In a recent interview, Cardinal Health Nuclear & Precision Health Solutions President Tiffany Olson explained, “Very simply put, theranostics is a therapeutic, which means ‘help fix me,’ and a diagnostic, which is ‘tell me what’s wrong. Theranostics combines those—a diagnostic and a therapeutic—for an individual and goes down to the cellular level, so patients get exactly what they need. It’s an incredibly precise way to treat different diseases.”  

For traditional life sciences companies, working in the radiopharmaceutical industry isn’t an easy task. Handling radioisotopes requires standards, oversights and licensing that traditional pharmaceutical companies are not familiar with. Not just anyone or any facility can source, ship and work with radioisotopes. The environment in which we operate requires equipment validation and maintenance, SOPs, training, FDA filings and licensing that is truly unique. 

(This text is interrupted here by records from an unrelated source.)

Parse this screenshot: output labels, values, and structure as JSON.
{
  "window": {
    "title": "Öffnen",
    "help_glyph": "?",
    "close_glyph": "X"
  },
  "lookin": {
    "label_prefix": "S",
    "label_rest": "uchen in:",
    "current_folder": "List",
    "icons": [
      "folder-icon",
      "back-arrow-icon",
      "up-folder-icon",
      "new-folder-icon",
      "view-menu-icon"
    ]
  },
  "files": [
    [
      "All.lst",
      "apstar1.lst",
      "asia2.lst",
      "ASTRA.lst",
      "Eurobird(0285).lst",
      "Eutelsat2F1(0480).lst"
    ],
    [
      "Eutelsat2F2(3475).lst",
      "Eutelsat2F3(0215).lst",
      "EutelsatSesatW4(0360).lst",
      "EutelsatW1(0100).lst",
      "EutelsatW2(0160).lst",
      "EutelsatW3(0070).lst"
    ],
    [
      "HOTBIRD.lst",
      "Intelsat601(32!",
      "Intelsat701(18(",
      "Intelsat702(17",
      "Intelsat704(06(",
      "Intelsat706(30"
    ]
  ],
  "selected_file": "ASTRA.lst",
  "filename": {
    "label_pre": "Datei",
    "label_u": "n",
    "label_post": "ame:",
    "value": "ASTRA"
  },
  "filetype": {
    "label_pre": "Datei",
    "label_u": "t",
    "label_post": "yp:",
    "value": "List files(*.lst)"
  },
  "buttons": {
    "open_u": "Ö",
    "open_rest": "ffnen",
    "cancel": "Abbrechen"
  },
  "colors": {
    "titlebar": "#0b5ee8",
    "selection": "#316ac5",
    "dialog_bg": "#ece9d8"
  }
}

“We help fill the gaps for traditional life sciences companies by providing early-stage services ranging from pre-formulation studies to formulation development and pre-clinical testing, and we can scale all the way through commercialization/full production, technology transfer and chemical and radioactive waste management,” added Rizvi. “Our facilities are FDA and NRC inspected, and we are a registered nuclear pharmacy with multiple cleanrooms, shielded isolators and hot cells. We handle all the necessary logistical and compliance matters, and FDA filing necessary for our life sciences partners.”

Another big reason for the sudden growth in the radiopharmaceutical research, development and manufacturing space is that a solid pipeline of diagnostic and therapeutic compounds is a must. Treatments have to be readily available to patients because the half-life of some radioisotopes is rather short – especially when compared to traditional compounds. This makes proximity to patients a key strategy for life sciences companies. As cancer treatment and life sciences organizations continue to make more and more headlines, it’s important to understand what the latest developments are all about. Whether you’re a patient, healthcare professional or support person, knowing the latest treatments and procedures just might make a huge difference in someone’s life. That’s why adding “radiopharmaceutical” to your vocabulary is so important. Besides, who doesn’t like a little nuclear science…      

Jay T. Ripton is a freelance healthcare, technology and lifestyle writer out of Scottsdale.